Role of Private Equity

Private equity can help the GCC family businesses in properly separating ownership and management. They can ensure that a proper/formal organisation structure is put into place that ensures that there is proper unity of command and unity of responsibility in the organisation regardless of the size of the family involved and it will also clearly lay down the red zones for different members of the family. What makes the role of private equity important in this case is that they are a neutral third party with no alternate agenda and their sole aim is to create value for the business and to ensure its continued growth and prosperity and can therefore play a crucial role in sorting out the succession issues which can otherwise prove to be very prickly and thorny issues.

Private equity investment also presents a very good opportunity to those members of the family who are looking to leave the business as far as exit options are concerned. This is clear from the fact that as per reports among the 10 stock exchanges around the world that are the worst in terms of performance, six of them actually lie in the Middle East region. In terms of steps to ensure better development of the exchanges in the Middle East region, the UAE has taken an initiative by passing a regulation that allows the family run businesses who decide to go in for an IPO, to actually retain their majority stake in the business. But to what extent this step ends up being successful remains to be seen given that a similar initiative taken by Saudi Arabia has not made a substantial difference up until now. While mergers and acquisitions are on the rise they have not reached the level where they can actually be considered by the family businesses as viable options in terms of exiting tghe business.
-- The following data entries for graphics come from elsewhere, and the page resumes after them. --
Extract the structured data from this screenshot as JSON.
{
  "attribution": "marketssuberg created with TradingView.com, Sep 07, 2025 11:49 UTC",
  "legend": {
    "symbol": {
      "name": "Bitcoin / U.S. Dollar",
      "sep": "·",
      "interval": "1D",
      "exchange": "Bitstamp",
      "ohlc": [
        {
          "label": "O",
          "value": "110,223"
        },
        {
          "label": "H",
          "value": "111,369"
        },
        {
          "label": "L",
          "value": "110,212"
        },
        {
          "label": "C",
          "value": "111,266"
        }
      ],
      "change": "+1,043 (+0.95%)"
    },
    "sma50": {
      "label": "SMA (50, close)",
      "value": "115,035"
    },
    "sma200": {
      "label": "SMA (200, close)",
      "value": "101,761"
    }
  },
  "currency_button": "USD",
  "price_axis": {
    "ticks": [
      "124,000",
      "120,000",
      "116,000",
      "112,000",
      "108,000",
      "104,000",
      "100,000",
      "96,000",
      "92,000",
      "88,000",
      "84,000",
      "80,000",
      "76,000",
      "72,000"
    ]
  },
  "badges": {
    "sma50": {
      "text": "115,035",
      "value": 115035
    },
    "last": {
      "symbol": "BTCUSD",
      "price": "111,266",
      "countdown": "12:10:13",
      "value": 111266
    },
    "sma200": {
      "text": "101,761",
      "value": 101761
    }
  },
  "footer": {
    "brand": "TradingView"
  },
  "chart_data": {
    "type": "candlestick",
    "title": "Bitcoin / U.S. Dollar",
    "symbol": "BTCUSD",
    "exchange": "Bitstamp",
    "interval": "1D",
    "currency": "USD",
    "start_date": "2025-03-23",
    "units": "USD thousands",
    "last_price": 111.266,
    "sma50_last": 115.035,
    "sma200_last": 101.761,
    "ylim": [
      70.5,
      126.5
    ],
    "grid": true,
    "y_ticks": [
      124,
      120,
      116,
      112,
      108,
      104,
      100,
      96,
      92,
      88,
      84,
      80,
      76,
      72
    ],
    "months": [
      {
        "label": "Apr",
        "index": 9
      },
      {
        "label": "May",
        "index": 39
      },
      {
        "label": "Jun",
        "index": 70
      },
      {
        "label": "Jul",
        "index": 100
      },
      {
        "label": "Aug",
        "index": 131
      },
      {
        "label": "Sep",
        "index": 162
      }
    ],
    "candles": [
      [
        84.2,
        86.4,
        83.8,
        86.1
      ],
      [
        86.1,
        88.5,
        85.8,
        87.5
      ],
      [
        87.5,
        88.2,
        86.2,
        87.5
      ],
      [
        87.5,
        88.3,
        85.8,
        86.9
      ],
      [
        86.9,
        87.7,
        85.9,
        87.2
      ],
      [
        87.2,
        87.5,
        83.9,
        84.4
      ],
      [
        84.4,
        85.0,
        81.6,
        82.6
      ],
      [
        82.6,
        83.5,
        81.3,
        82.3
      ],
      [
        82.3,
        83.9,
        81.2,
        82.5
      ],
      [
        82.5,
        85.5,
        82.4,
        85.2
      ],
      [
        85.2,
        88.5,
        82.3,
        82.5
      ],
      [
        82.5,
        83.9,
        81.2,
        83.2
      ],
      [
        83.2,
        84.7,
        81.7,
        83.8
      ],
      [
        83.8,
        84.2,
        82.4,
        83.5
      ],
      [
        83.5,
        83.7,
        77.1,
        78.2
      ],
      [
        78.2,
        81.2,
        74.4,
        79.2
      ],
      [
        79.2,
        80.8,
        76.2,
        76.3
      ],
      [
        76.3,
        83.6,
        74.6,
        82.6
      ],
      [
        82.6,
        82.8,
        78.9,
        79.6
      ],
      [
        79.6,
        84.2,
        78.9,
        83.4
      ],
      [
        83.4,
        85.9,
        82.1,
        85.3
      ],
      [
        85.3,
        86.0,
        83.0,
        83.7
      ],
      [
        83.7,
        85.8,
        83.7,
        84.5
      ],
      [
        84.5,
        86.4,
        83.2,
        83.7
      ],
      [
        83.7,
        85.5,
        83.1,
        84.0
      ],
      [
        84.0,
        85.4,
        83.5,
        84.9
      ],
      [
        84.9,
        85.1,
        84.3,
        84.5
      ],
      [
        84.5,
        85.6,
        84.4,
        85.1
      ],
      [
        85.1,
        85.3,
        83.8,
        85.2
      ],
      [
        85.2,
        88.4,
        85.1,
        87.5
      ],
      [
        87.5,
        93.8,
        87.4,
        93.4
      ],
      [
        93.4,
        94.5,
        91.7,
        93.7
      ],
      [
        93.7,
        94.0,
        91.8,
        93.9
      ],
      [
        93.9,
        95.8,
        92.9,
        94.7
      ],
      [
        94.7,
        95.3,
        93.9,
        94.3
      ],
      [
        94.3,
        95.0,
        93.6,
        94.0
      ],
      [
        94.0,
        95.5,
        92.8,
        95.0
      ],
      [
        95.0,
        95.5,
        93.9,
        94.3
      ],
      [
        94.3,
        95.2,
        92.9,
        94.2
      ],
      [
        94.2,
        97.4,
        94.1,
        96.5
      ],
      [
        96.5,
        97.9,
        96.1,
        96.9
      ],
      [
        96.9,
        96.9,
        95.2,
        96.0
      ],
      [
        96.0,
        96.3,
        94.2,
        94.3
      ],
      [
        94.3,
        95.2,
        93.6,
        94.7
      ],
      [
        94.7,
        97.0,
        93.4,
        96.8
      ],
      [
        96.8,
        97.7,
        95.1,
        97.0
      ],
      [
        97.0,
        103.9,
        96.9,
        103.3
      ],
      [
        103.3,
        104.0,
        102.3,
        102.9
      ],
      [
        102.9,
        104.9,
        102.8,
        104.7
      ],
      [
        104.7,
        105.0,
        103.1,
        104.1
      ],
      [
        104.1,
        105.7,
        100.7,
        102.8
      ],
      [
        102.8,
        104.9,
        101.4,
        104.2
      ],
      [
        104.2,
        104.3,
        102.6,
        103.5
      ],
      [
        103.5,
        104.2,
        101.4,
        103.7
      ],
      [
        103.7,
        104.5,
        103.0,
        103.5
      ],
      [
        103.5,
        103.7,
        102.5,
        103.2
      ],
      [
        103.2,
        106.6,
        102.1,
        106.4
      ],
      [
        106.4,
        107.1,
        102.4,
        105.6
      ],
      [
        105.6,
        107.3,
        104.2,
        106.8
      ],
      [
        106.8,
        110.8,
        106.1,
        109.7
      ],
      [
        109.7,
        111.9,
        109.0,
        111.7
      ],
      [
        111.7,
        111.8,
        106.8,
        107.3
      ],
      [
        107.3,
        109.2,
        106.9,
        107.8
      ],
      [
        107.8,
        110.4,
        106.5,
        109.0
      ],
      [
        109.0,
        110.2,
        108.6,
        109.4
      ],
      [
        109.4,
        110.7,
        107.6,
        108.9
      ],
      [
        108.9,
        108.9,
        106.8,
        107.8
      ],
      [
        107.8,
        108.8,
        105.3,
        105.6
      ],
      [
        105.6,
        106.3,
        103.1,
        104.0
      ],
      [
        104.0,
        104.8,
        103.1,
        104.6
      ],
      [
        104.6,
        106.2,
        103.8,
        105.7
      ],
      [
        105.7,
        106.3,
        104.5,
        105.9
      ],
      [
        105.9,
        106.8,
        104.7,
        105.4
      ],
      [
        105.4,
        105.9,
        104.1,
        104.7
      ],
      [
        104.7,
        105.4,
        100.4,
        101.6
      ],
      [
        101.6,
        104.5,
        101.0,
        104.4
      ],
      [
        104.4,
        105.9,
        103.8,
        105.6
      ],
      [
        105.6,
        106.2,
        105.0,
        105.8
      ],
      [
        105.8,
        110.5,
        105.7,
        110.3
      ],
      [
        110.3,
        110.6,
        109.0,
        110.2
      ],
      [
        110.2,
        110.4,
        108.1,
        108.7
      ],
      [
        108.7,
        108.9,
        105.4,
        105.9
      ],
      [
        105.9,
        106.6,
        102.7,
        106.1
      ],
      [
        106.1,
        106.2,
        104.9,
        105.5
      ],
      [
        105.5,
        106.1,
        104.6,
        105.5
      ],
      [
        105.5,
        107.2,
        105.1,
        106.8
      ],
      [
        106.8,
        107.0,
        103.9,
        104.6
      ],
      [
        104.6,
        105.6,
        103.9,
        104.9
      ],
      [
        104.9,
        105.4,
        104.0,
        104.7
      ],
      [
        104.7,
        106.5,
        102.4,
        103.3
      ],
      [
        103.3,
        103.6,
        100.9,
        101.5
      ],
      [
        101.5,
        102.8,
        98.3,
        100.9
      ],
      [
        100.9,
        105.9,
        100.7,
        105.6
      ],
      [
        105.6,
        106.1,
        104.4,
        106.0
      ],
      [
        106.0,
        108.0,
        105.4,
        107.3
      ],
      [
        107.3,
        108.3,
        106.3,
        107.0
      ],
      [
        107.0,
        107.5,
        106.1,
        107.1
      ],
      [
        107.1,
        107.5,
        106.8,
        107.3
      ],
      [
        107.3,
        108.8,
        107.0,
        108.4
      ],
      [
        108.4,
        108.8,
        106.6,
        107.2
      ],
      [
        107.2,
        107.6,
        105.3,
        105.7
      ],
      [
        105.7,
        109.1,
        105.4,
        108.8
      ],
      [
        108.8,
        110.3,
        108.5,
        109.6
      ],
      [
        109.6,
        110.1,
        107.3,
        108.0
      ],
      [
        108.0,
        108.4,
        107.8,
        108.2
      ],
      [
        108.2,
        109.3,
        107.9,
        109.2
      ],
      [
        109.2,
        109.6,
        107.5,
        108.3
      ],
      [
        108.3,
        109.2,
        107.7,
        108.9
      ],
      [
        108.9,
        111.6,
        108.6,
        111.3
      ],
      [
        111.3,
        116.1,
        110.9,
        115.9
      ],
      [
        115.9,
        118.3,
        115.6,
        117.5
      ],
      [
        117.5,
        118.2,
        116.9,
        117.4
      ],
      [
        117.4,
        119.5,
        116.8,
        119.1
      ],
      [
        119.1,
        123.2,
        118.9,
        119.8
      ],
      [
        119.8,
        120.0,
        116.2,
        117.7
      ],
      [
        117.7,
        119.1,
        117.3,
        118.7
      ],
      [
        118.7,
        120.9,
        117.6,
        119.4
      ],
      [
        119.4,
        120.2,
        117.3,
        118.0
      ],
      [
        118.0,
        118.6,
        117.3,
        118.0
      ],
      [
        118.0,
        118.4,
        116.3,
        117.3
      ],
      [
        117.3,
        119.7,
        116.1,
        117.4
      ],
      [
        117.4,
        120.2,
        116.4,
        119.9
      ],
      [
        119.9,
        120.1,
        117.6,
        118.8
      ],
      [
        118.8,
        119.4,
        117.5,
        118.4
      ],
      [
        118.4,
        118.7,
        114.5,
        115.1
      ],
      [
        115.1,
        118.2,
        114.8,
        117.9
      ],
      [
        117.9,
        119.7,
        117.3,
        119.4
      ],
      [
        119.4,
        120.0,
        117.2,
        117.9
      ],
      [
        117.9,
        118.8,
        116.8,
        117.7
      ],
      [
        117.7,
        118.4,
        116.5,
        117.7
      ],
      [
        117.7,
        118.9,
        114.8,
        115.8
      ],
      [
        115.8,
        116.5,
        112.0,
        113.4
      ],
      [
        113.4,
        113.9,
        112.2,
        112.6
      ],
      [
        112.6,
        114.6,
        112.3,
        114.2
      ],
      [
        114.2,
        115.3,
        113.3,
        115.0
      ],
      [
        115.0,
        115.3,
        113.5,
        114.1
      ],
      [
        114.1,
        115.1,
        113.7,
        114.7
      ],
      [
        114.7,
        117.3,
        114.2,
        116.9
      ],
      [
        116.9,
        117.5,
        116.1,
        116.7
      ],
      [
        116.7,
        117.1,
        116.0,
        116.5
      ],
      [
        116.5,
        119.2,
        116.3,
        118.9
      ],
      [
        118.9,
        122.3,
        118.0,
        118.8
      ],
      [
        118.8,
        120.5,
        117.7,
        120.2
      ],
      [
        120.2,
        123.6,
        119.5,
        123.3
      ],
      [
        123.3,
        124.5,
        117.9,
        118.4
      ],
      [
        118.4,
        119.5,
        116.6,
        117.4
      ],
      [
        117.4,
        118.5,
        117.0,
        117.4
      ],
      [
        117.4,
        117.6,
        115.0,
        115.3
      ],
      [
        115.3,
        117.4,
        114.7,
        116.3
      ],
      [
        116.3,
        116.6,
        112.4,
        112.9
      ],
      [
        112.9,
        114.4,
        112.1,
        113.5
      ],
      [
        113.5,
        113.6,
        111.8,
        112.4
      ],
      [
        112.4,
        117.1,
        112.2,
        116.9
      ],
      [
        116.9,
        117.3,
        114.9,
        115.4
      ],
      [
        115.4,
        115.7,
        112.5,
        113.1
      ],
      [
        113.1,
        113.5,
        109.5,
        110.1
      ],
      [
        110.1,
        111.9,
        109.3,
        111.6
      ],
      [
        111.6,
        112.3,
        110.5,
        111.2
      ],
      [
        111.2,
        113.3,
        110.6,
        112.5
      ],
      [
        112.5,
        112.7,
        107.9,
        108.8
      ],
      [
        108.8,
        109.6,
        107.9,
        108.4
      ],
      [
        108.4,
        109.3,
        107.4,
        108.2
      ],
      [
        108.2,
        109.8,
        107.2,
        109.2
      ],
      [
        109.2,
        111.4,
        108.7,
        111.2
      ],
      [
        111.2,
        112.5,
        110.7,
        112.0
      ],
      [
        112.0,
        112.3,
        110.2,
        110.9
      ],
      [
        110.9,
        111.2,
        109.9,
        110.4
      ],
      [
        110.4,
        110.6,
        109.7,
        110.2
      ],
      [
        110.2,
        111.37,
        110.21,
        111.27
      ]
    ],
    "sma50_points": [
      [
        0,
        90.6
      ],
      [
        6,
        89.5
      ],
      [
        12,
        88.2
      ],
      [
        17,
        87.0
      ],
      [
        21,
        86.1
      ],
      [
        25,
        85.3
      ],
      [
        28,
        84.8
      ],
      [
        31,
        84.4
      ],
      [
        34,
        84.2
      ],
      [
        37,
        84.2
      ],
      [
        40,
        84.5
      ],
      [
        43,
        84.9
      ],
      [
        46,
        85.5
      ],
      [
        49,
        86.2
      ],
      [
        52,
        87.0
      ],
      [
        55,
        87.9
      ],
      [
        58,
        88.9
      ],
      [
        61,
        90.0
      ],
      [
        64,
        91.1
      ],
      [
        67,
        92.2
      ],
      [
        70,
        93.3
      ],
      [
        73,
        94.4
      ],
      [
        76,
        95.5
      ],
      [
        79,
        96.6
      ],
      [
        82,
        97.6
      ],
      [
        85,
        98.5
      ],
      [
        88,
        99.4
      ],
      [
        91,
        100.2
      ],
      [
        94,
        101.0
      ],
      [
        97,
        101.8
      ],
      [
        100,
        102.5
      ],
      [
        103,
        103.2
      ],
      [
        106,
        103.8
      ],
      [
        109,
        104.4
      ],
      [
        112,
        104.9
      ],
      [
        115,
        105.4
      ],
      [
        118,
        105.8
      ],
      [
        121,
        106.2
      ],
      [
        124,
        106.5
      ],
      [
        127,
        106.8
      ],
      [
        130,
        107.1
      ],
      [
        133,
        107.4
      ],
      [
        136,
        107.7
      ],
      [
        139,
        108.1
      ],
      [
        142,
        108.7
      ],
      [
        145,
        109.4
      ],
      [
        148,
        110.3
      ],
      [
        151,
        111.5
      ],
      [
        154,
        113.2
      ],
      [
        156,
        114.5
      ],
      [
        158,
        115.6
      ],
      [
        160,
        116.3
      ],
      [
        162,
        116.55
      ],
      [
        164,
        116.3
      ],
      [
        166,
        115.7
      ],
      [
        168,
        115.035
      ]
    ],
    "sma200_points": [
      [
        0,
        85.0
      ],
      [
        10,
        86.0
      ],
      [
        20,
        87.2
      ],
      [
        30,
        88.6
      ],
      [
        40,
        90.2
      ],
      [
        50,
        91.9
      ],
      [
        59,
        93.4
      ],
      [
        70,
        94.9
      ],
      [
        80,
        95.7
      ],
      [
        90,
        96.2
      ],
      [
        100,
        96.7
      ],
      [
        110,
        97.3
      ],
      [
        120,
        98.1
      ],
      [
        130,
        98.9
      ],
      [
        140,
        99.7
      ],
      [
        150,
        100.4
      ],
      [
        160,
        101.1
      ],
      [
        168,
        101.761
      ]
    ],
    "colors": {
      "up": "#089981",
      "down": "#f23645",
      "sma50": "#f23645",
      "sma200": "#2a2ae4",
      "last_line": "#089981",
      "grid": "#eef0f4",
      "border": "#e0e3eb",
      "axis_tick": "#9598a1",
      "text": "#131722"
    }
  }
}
Therefore private equity provides a highly viable exit strategy for family members looking to leave the business.

Along with private equity investment will also come the introduction of professional and competent managers and board members. This will ensure greater level of accountability and transparency in the organisation as well as bring in tremendous and unique knowledge possessed by these individuals which the firm did not have access to up until now. These professionals will have set targets to achieve and incase they fail to achieve them, they will asked to leave the organisation, a luxury not available when these posts are occupied by the members of the family. Therefore a performance based culture is introduced in the organisation rather than a culture bordering on nepotism. The management standards and best practices introduced by private equity can also help in the development of local human and managerial talent who will benefit from the experience of working closely with the top notch managerial talent that the private equity investor will bring into the organisation to work alongside the existing management. Normally in companies where private equity players invest, the board of directors tend to play a very proactive role in terms of the day to day operations of the business. In such companies the board will have representation from experts from various fields, representatives of the private equity investor among others.

Therefore the family businesses in the region will have to have an open mind and drastically change the way they do business. They will adjust their way of functioning and let go of the absolute control that they have had over businesses for a very long time and will have to get used to the fact that their actions will be subject to close scrutiny. Likewise the private equity players will also have to take into account the various sensitive matters and situations involved in family businesses and will have to give due respect to their traditions and will need to handle various situations with care and caution rather than haste.

Therefore it can be seen that a partnership/alliance between family run businesses in the GCC region and private equity players can lead to a win win situation for both parties involved with value being created and with the ultimate winner being the business concerned.